The effect of aldosterone blockade with spironolactone has been evaluated and shown to be ineffective [82]. Maron randomized 53 HCM patients to 50 mg of spironolactone or placebo for one year and found no difference in serum markers of collagen synthesis, fibrosis by CMR, peak VO2, diastolic function by echo and heart failure symptoms. Whether spironolactone or similar aldosterone blockade might prevent HCM in gene+/LVH- patients has not been determined.

CONCLUSION

Pharmacotherapy of HCM symptoms is often effective for reducing symptoms in obstructive HCM. Patients who fail advanced drug therapy should be referred expeditiously to septal reduction. In patients with severe symptoms from non-obstructive HCM there are fewer options available.

The curtain has come down on Act I of pharmacotherapy of HCM, reports of observational trials. We are currently in intermission. The second Act will feature randomized trials of novel agents, designed specifically for HCM.

Table 1.

Adverse consequences of mitral-septal contact.

Increased LV systolic pressure = increased LV work Decreased aortic and diastolic coronary perfusion pressure Supply-demand ischemia Load-dependent impairment in relaxation and increased filling pressures Mitral regurgitation Mid-systolic drop in LV ejection velocities and flow due to afterload mismatch

Table 2.

Drugs to avoid in obstructive HCM.

Nitrates ACE, ARB: . . . .prils and  . . . .sartans Dihydropyridine CaCB:  Nifedipine, Amlodipine; . . . pines Alpha blockers: Terazosin (Hytrin), Tamsulosin (Flomax), Doxazosin (Cardura), . . .sins PDE5 inhibitors: Sildenafil (Viagra), Vardenafil (Levitra), . . . .enafils Dobutamine, Dopamine, Digoxin Sympathomimetics: Pseudophedrine, Methylphenidate (Ritalin, Concerta), Amphetamine (Adderall)

Table 3.

Effect on ATP-to-oxygen ratio of a total change from glucose to FFA utilization by myocardium.

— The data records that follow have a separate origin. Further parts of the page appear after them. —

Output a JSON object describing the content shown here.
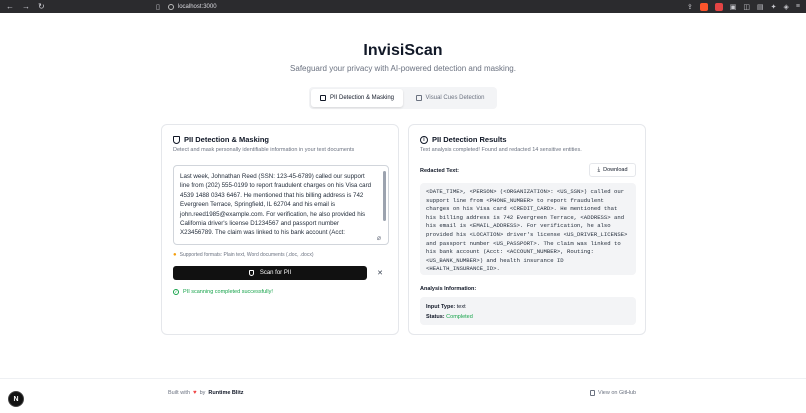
{
  "browser": {
    "url": "localhost:3000",
    "nav_back": "←",
    "nav_forward": "→",
    "nav_reload": "↻",
    "brave_badge": "1"
  },
  "header": {
    "title": "InvisiScan",
    "subtitle": "Safeguard your privacy with AI-powered detection and masking."
  },
  "tabs": [
    {
      "label": "PII Detection & Masking",
      "active": true
    },
    {
      "label": "Visual Cues Detection",
      "active": false
    }
  ],
  "left_card": {
    "title": "PII Detection & Masking",
    "description": "Detect and mask personally identifiable information in your text documents",
    "input_text": "Last week, Johnathan Reed (SSN: 123-45-6789) called our support line from (202) 555-0199 to report fraudulent charges on his Visa card 4539 1488 0343 6467. He mentioned that his billing address is 742 Evergreen Terrace, Springfield, IL 62704 and his email is john.reed1985@example.com. For verification, he also provided his California driver's license D1234567 and passport number X23456789. The claim was linked to his bank account (Acct:",
    "formats_text": "Supported formats: Plain text, Word documents (.doc, .docx)",
    "scan_button": "Scan for PII",
    "close_symbol": "✕",
    "success_message": "PII scanning completed successfully!"
  },
  "right_card": {
    "title": "PII Detection Results",
    "description": "Text analysis completed! Found and redacted 14 sensitive entities.",
    "redacted_label": "Redacted Text:",
    "download_button": "Download",
    "redacted_text": "<DATE_TIME>, <PERSON> (<ORGANIZATION>: <US_SSN>) called our support line from <PHONE_NUMBER> to report fraudulent charges on his Visa card <CREDIT_CARD>. He mentioned that his billing address is 742 Evergreen Terrace, <ADDRESS> and his email is <EMAIL_ADDRESS>. For verification, he also provided his <LOCATION> driver's license <US_DRIVER_LICENSE> and passport number <US_PASSPORT>. The claim was linked to his bank account (Acct: <ACCOUNT_NUMBER>, Routing: <US_BANK_NUMBER>) and health insurance ID <HEALTH_INSURANCE_ID>.",
    "analysis_label": "Analysis Information:",
    "input_type_key": "Input Type:",
    "input_type_value": "text",
    "status_key": "Status:",
    "status_value": "Completed"
  },
  "footer": {
    "built_with": "Built with",
    "by": "by",
    "brand": "Runtime Blitz",
    "github": "View on GitHub"
  },
  "corner_badge": "N",
  "colors": {
    "success": "#16a34a",
    "primary_button": "#111111",
    "heart": "#ef4444"
  }
}
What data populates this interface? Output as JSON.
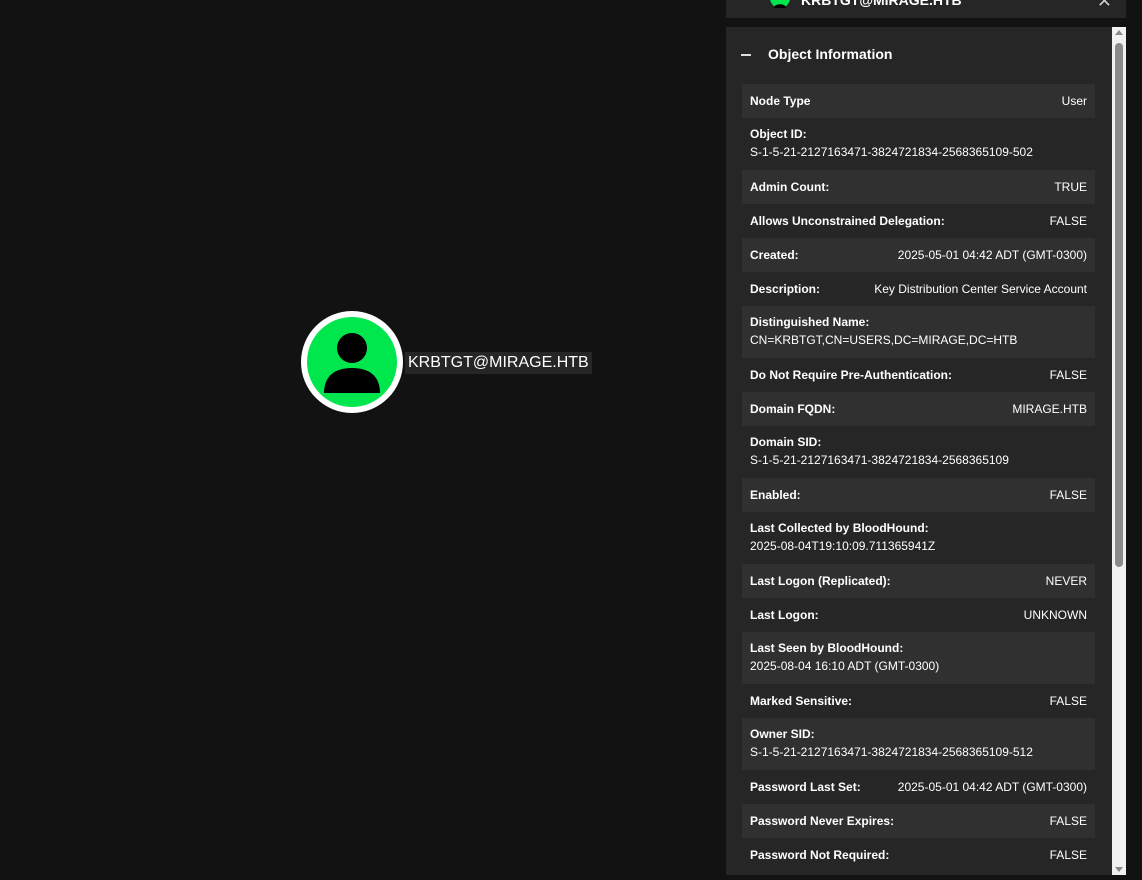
{
  "graph": {
    "node_label": "KRBTGT@MIRAGE.HTB",
    "node_color": "#00e74d",
    "node_icon": "user-icon"
  },
  "header": {
    "title": "KRBTGT@MIRAGE.HTB",
    "icon": "user-icon",
    "close_label": "✕"
  },
  "panel": {
    "title": "Object Information",
    "properties": [
      {
        "key": "Node Type",
        "value": "User",
        "layout": "single"
      },
      {
        "key": "Object ID:",
        "value": "S-1-5-21-2127163471-3824721834-2568365109-502",
        "layout": "double"
      },
      {
        "key": "Admin Count:",
        "value": "TRUE",
        "layout": "single"
      },
      {
        "key": "Allows Unconstrained Delegation:",
        "value": "FALSE",
        "layout": "single"
      },
      {
        "key": "Created:",
        "value": "2025-05-01 04:42 ADT (GMT-0300)",
        "layout": "single"
      },
      {
        "key": "Description:",
        "value": "Key Distribution Center Service Account",
        "layout": "single"
      },
      {
        "key": "Distinguished Name:",
        "value": "CN=KRBTGT,CN=USERS,DC=MIRAGE,DC=HTB",
        "layout": "double"
      },
      {
        "key": "Do Not Require Pre-Authentication:",
        "value": "FALSE",
        "layout": "single"
      },
      {
        "key": "Domain FQDN:",
        "value": "MIRAGE.HTB",
        "layout": "single"
      },
      {
        "key": "Domain SID:",
        "value": "S-1-5-21-2127163471-3824721834-2568365109",
        "layout": "double"
      },
      {
        "key": "Enabled:",
        "value": "FALSE",
        "layout": "single"
      },
      {
        "key": "Last Collected by BloodHound:",
        "value": "2025-08-04T19:10:09.711365941Z",
        "layout": "double"
      },
      {
        "key": "Last Logon (Replicated):",
        "value": "NEVER",
        "layout": "single"
      },
      {
        "key": "Last Logon:",
        "value": "UNKNOWN",
        "layout": "single"
      },
      {
        "key": "Last Seen by BloodHound:",
        "value": "2025-08-04 16:10 ADT (GMT-0300)",
        "layout": "double"
      },
      {
        "key": "Marked Sensitive:",
        "value": "FALSE",
        "layout": "single"
      },
      {
        "key": "Owner SID:",
        "value": "S-1-5-21-2127163471-3824721834-2568365109-512",
        "layout": "double"
      },
      {
        "key": "Password Last Set:",
        "value": "2025-05-01 04:42 ADT (GMT-0300)",
        "layout": "single"
      },
      {
        "key": "Password Never Expires:",
        "value": "FALSE",
        "layout": "single"
      },
      {
        "key": "Password Not Required:",
        "value": "FALSE",
        "layout": "single"
      }
    ]
  },
  "colors": {
    "background": "#121212",
    "panel": "#262626",
    "row_alt": "#303030",
    "accent": "#00e74d"
  }
}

Molecule	ATP Yield per Molecule	ATP Yield per Carbon Atom	ATP Yield per Oxygen Atom Taken Up, P/O Ratio	Relative Decreased ATP Production Efficiency per Unit Oxygen if Glucose is Substituted by FFA, %
Glucose (C6)	38	6.33	3.17	0
Palmitate (C16)	129	8.06	2.80	11.7
Oleate (C18)	144	8.00	2.82	11.0

From: Ashrafian H, Frenneaux MP, Opie LH. Metabolic mechanisms in heart failure. Circulation 2007; 116: 434-48.